Peta produksi berbasis kebutuhan riil digunakan sebagai bahan sosialisasi ke daerah

Red: EH Ismail
Dirjen Hortikultura Prihasto Setyanto sedang berbicara dengan para petani di Blitar
Foto: Humas Kementan
Dirjen Hortikultura Prihasto Setyanto sedang berbicara dengan para petani di Blitar

EKBIS.CO,  BLITAR - Fokus pemerintah untuk menjaga stabilitas pangan terutama cabai tidak henti-hentinya. Program Kementerian Pertanian 2019 untuk cabai diberikan dalam komponen pilihan benih bersertifikat, pupuk organik terdaftar, dolomit, mulsa, bahan pengendali OPT (feromon/antraktan, perangkat likat berwarna, agens hayati berstandar mutu).

"Pak Mentan meminta turun ke lapangan karena inflasi 0,1 persen dinilai tinggi. Jatim perlu ditengok karena wilayah ini penyangga nasional. Jakarta menjadi indikator akibat imbas harga. Di sini saya ingin mendorong pola tanam," ujar Dirjen Hortikultura Prihasto Setyanto di Desa Slemanan, Kecamatan Udanawu, Sabtu (3/8). 
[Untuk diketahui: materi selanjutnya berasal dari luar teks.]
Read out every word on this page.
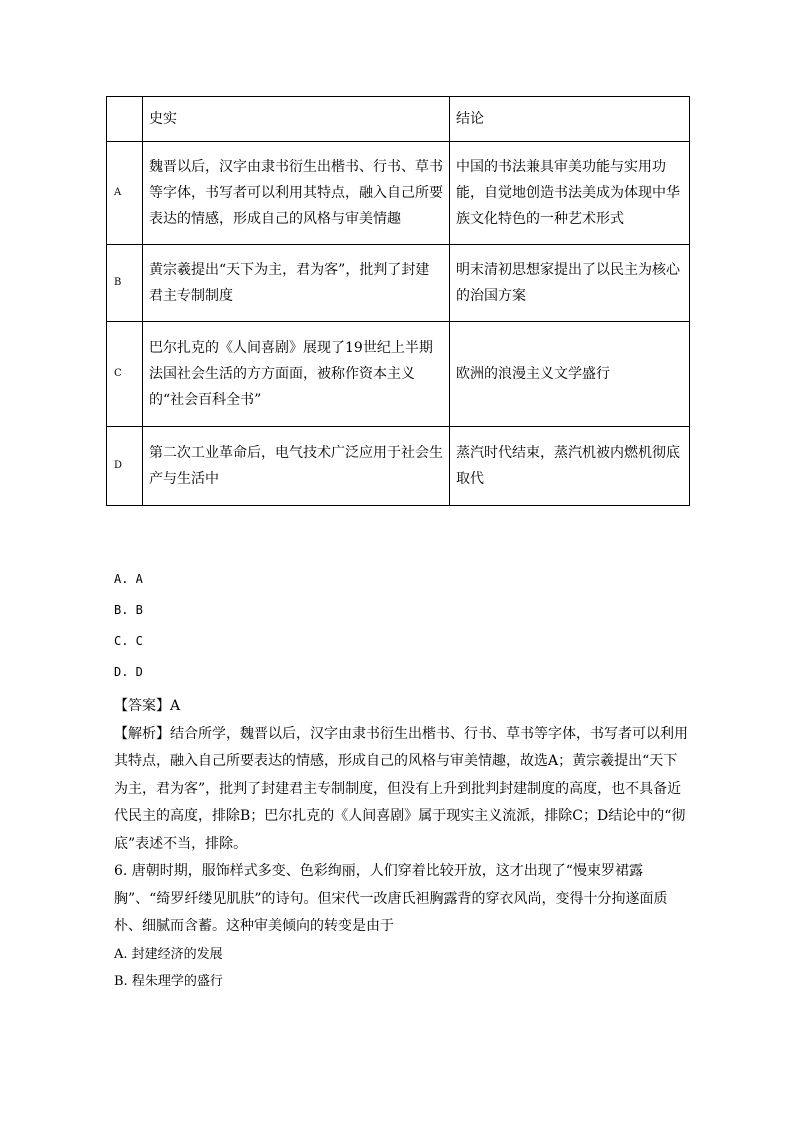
	史实	结论
A	魏晋以后，汉字由隶书衍生出楷书、行书、草书等字体，书写者可以利用其特点，融入自己所要表达的情感，形成自己的风格与审美情趣	中国的书法兼具审美功能与实用功能，自觉地创造书法美成为体现中华族文化特色的一种艺术形式
B	黄宗羲提出“天下为主，君为客”，批判了封建君主专制制度	明末清初思想家提出了以民主为核心的治国方案
C	巴尔扎克的《人间喜剧》展现了19世纪上半期法国社会生活的方方面面，被称作资本主义的“社会百科全书”	欧洲的浪漫主义文学盛行
D	第二次工业革命后，电气技术广泛应用于社会生产与生活中	蒸汽时代结束，蒸汽机被内燃机彻底取代
A. A
B. B
C. C
D. D

【答案】A

【解析】结合所学，魏晋以后，汉字由隶书衍生出楷书、行书、草书等字体，书写者可以利用其特点，融入自己所要表达的情感，形成自己的风格与审美情趣，故选A；黄宗羲提出“天下为主，君为客”，批判了封建君主专制制度，但没有上升到批判封建制度的高度，也不具备近代民主的高度，排除B；巴尔扎克的《人间喜剧》属于现实主义流派，排除C；D结论中的“彻底”表述不当，排除。

6. 唐朝时期，服饰样式多变、色彩绚丽，人们穿着比较开放，这才出现了“慢束罗裙露胸”、“绮罗纤缕见肌肤”的诗句。但宋代一改唐氏袒胸露背的穿衣风尚，变得十分拘遂面质朴、细腻而含蓄。这种审美倾向的转变是由于

A. 封建经济的发展

B. 程朱理学的盛行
Ke depan, imbuh Anton, akan dipantau pola tanam berbasis kebutuhan. Tiap daerah dipetakan berapa jumlah konsumsi yang diperlukan melalui aplikasi online. Pola ini diyakini mampu menjaga kuantitas produksi sesuai dengan besaran kebutuhan.

Peta produksi berbasis kebutuhan riil digunakan sebagai bahan sosialisasi ke daerah untuk memberitahukan berapa besaran pertanaman yang dibutuhkan. Dengan pemetaan tersebut, gejolak harga akibat minimnya produksi akan bisa dihindari.

“Peta produksi cabai ini bisa juga bisa digunakan untuk mengenal kondisi. Misalnya, kabupaten A kekurangan hasil produksi, sedangkan kabupaten B kelebihan produksi, maka kedua kabupaten dapat saling mengisi. Dengan adanya peta ini, diharapkan cabai jadi selalu tersedia di pasar," terang Anton.

Hal penting yang menjadi perhatian dirinya adalah pemilihan benih bermutu. Kendatipun mempergunakan benih lokal, poin pentingnya adalah cermat memilih asal benih.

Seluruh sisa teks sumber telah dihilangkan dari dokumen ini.